Mobile cellular telephony has grown quickly from a ground-breaking initiative (dating back to the start of the 80’s) to the way of life that is nowadays, with thousands of millions of user terminals worldwide. However, as with any wireless resource, the ranges of radio frequency spectrum assigned to that type of systems are limited. Therefore, this growth beyond all early forecasts makes the efficient management of the radio resource a major challenge for service providers. In addition, this management contributes to control the demands of a diversified traffic in continuous increase, as well as assures the viability and financial success of that kind of networks.

“Session Admission Control” (SAC) is a radio resource management mechanism useful for the design and operation of mobile cellular networks. The particular features of that sort of networks (scarcity and variability in the amount of resources and terminal mobility) are an added difficulty to the SAC. Specifically, mobility makes complex to probabilistically guarantee that a new session will have enough available resources in the visited cells during the session lifetime to meet the “Quality of Service” (QoS) requirements of that new session an all the ongoing sessions already present in the system.

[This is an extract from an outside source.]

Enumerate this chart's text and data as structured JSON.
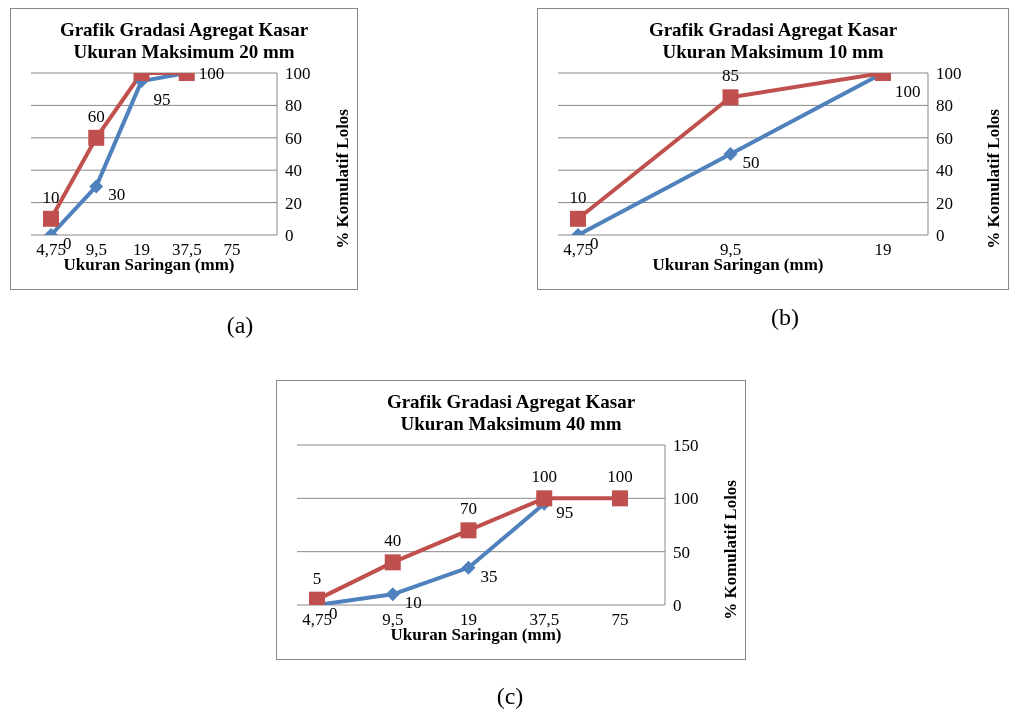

Due to efficiency in the reuse of the radio frequency spectrum cellular fragmentation is increasing, and as a result, cell sizes are being reduced even more, producing a greater handover frequency. These, along with the disparity of QoS requirements, resource demands, and traffic profiles among the evolving next generation services, cause that in the absence of a suitable management mechanisms the network yields a poor utilization of the radio resources.

The work included in this thesis focuses on contributing in the characterization, understanding and development of mechanisms for the proper resource management in mobile cellular networks. Explicitly, this effort focuses on the development of models, algorithms and methods for studying the admission control from a stationary perspective, and the development of schemes able to optimize the behavior of the admission control in an adaptive way with respect to the nonstationary conditions of the real systems.